Я совершенно офигела от Марусиного рассказа и ещё раз пожалела о том, что мы живём в несовершенном мире, где невозможно принять такие законы, которые были бы для людей. Ну хотя бы, чтоб девочкам после уроков было разрешено часика два дополнительно заниматься физкультурой в школе, или точнее заниматься любовью с физру — ой, нет, что я говорю… блин, только б вот так случайно как-нибудь вслух не спалиться!..
А с другой стороны, в чём, как не в этом проявляется мощь и суперность нашей сверхдержавы? Государство только тогда сильное, когда оно проявляет силу — разлучая мужа и жену, бросая в тюрьму беременную женщину, отдавая в суд за словесно проявленную нелюбовь к ментам, проституткам и наркоторговцам. А если государство ничего этого не может, то кто его будет бояться и уважать?
Глубоко задумавшись, я не заметила, как вдруг поднялся сильный ветер. Маруся зябко поёжилась, и тут порыв стихии ударил по овощным палаткам, которые тут же захлопали своими пологами, как бельё на верёвке.

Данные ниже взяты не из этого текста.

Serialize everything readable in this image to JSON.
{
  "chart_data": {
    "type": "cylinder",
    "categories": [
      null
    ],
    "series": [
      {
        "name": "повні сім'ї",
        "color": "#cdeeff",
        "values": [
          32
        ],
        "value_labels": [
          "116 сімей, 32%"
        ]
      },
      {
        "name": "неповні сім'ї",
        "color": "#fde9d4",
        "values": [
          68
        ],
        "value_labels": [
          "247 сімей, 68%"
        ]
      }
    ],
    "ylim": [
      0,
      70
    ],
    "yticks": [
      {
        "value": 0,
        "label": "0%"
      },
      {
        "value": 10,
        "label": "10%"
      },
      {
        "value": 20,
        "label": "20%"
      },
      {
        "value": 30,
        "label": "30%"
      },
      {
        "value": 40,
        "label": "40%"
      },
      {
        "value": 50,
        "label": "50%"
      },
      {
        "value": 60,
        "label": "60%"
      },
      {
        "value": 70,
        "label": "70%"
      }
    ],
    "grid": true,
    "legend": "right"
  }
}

— Слушай, может, отойдём куда-нибудь, где не так ветрено? — предложила Маруся.
Мы едва успели дойти до тихой и уютной 1-й улицы Машиностроения, расположенной метрах в пятидесяти, как вдруг начался дикий ливень с градом. Схватив за руку свою подружку, я затащила её в ближайшую открытую дверь — это оказалась аптека.
— Маруся, а ты будущее предсказываешь?
— Есть немного. Но я пока ещё мало умею, а вот наша Президент сразу сказала, что Республике предстоит трагическая судьба.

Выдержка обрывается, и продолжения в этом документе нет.